L'IA, une arme à double tranchant pour la créativité
Imaginez recruter les meilleurs talents du marché, investir massivement, et terminer sixième de votre division. Ce scénario n'est pas hypothétique : c'est ce qu'a vécu le Liverpool FC de Sinan Aral lors de la saison dernière. Pour ce professeur à la Sloan School of Management du MIT et expert en collaboration humain-IA, cette situation illustre parfaitement la façon dont la plupart des organisations déploient l'intelligence artificielle aujourd'hui.
Aral et son équipe mènent depuis plusieurs années des expériences à grande échelle sur le terrain, analysant les interactions entre humains et IA. Leurs conclusions devraient alerter les dirigeants : « Dans 85 % des études que nous avons menées, l'ajout d'IA aux équipes humaines améliore les performances individuelles, mais l'IA seule obtient souvent de meilleurs résultats », explique-t-il. Ce constat, qu'il nomme le « carrefour rationnel », pose un dilemme : si l'IA surpasse les équipes hybrides, la logique managériale voudrait remplacer les employés par l'automatisation. Pourtant, selon Aral, c'est précisément là que réside l'erreur.
Le piège de la productivité immédiate
Dans une étude marquante, son équipe a réparti aléatoirement près de 2 000 équipes (certaines composées d'humains et d'IA, d'autres uniquement d'humains) pour créer des publicités pour une organisation réelle. Les équipes hybrides ont produit 50 % d'annonces en plus par travailleur, avec des textes de meilleure qualité. Sur le papier, un succès éclatant. Pourtant, les publicités générées présentaient des similitudes frappantes : « Les slogans se ressemblaient, les images aussi », précise Aral. Il qualifie ce phénomène de « collapsus de diversité » : une homogénéisation progressive des productions lorsque l'IA, nourrie par les mêmes données publiques, aplatit les particularités qui font la richesse du travail créatif.
Plus les équipes délèguent à l'IA, plus elles gagnent en productivité… et plus elles s'exposent à ce collapsus. Les gains à court terme masquent une érosion créative à long terme.
La perte insidieuse des compétences humaines
Dans son dernier article, intitulé « Le piège de l'augmentation par l'IA », Aral révèle un phénomène encore plus préoccupant : le transfert de tâches à l'IA affaiblit les compétences qu'il est censé renforcer. Les employés qui s'appuient excessivement sur l'IA pour rédiger perdent en fluidité d'écriture. Les juniors se déshabitue plus vite que les seniors, dont l'expérience leur permet de conserver leurs capacités. « À long terme, le travailleur se retrouve dans une situation pire qu'avant l'adoption de l'IA », souligne-t-il.
Ce constat rejoint une critique récurrente : la productivité, héritée de la Première Révolution industrielle, repose sur un modèle binaire qui valorise la vitesse, l'efficacité et les résultats mesurables. Elle ignore les phases de maturation, de réflexion et de jugement, essentielles à la pensée originale. Les recherches d'Aral apportent une validation empirique à cette idée.
Comment concilier IA et créativité ?
Pour Aral, la solution n'est pas de rejeter l'IA – une option irréaliste dans le contexte actuel. « C'est probablement la technologie la plus disruptive jamais développée », reconnaît-il. En revanche, les dirigeants doivent repenser leur approche :
- Équilibrer automatisation et expertise humaine : Utiliser l'IA pour les tâches répétitives, mais préserver les phases de réflexion et de création manuelle.
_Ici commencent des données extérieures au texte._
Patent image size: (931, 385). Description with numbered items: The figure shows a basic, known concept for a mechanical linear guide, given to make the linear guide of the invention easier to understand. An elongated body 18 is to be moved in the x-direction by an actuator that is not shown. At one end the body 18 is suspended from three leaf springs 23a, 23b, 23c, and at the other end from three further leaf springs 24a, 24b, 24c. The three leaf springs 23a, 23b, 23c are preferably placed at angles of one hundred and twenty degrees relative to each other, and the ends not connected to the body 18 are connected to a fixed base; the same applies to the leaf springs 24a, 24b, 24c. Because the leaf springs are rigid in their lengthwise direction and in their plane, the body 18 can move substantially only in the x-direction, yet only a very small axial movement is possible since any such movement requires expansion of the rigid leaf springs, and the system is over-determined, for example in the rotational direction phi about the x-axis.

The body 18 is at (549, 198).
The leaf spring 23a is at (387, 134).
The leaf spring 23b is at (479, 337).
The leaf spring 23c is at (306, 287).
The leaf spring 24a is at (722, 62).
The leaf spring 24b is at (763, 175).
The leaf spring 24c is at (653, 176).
- Former les équipes à l'utilisation critique de l'IA : Apprendre aux employés à interagir avec ces outils sans perdre leurs compétences fondamentales.
- Diversifier les sources d'inspiration : Limiter la dépendance aux données publiques pour éviter l'uniformisation des productions.
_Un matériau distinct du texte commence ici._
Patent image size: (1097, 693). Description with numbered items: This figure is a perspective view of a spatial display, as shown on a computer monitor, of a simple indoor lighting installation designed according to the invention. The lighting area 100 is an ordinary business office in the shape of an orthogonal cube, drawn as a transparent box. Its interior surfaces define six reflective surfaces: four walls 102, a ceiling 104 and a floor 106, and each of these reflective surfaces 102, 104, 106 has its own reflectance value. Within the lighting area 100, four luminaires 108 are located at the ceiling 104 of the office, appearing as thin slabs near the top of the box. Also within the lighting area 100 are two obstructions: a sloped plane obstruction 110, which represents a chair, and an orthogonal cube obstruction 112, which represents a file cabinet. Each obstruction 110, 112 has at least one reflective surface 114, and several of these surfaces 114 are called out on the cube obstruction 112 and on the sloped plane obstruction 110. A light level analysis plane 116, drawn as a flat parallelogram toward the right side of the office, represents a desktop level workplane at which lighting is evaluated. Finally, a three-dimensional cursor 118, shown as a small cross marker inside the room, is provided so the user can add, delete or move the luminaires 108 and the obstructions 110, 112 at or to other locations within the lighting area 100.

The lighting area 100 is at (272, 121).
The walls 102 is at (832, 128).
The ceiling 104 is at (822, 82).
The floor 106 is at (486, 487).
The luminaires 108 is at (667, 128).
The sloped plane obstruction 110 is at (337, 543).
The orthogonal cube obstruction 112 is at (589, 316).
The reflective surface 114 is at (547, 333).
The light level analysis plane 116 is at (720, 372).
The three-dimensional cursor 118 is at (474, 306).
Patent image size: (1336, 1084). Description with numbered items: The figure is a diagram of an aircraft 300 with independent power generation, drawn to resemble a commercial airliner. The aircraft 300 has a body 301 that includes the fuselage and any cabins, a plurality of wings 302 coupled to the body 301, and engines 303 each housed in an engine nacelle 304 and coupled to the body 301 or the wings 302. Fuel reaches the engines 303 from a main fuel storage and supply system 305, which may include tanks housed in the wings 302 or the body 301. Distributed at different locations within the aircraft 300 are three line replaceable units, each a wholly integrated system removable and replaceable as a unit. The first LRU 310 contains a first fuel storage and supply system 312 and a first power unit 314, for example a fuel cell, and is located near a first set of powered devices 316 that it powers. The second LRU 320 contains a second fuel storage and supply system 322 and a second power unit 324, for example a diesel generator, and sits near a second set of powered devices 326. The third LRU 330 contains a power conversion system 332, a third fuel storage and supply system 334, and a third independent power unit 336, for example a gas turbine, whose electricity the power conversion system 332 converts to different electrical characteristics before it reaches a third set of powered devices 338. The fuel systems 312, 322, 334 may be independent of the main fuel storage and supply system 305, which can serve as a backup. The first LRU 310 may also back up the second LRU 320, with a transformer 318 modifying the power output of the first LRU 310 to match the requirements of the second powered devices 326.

- Mesurer l'impact à long terme : Évaluer non seulement la productivité immédiate, mais aussi la qualité créative et l'évolution des compétences.
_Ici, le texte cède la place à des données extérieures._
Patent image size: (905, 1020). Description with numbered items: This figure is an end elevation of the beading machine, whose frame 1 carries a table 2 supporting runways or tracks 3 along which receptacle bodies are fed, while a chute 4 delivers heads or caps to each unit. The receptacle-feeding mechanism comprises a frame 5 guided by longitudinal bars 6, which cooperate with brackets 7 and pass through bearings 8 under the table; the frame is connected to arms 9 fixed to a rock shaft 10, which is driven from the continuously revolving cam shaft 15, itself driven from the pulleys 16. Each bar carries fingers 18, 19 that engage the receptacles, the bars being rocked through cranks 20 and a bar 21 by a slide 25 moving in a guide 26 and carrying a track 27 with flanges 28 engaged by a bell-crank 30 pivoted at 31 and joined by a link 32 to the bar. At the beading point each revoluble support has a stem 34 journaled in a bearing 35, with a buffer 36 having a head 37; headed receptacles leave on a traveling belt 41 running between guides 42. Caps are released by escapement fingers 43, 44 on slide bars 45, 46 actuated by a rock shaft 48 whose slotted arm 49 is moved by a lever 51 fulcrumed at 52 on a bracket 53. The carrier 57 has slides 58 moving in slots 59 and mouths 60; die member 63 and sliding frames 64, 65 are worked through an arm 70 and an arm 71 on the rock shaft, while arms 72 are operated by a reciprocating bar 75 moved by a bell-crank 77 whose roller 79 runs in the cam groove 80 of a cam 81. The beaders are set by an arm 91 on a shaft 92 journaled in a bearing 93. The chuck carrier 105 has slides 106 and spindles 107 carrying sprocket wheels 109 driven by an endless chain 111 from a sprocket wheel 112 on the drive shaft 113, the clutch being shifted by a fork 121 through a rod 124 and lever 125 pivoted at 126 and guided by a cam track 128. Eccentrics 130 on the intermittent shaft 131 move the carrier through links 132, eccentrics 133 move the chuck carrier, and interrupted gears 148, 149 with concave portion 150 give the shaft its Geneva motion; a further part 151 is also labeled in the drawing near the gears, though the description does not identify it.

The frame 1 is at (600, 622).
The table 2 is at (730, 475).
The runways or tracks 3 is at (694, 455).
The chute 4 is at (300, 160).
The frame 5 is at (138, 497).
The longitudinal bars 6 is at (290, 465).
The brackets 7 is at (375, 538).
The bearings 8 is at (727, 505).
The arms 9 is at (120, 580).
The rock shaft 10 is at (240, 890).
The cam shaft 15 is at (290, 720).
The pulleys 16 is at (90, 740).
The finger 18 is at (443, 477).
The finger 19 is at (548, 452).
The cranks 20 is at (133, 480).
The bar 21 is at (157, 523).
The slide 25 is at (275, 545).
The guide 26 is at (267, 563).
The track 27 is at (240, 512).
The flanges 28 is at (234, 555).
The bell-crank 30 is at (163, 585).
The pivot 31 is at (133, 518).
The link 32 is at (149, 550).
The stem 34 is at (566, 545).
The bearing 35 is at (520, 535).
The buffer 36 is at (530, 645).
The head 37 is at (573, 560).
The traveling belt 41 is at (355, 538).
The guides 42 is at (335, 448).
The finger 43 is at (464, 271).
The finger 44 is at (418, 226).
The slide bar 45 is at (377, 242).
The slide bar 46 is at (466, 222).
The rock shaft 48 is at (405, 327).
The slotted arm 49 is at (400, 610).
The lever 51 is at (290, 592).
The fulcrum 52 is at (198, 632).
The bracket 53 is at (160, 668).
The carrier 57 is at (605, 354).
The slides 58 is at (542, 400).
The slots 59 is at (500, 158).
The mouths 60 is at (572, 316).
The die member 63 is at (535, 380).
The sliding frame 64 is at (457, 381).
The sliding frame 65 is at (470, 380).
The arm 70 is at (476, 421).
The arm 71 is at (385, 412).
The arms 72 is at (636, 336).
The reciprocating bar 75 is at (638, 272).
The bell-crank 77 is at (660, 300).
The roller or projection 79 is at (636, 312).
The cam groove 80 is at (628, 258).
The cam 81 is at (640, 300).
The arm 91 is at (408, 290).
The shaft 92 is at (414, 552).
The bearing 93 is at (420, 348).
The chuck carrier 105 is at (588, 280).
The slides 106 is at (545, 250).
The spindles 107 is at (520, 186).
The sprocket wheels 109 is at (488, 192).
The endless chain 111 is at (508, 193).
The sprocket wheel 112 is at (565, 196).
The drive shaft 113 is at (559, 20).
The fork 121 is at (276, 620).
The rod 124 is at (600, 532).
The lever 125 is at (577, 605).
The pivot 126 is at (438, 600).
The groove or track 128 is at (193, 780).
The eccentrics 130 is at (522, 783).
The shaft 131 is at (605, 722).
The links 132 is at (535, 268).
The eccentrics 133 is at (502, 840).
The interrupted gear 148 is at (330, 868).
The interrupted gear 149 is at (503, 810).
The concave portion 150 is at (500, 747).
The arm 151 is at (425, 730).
« L'IA ne doit pas devenir un substitut à la pensée humaine, mais un catalyseur. Le défi est de trouver le juste milieu entre efficacité et originalité. »
L'enjeu n'est plus de savoir si l'IA doit être intégrée, mais comment le faire sans sacrifier l'essence même de la créativité : la diversité des idées et la singularité des talents.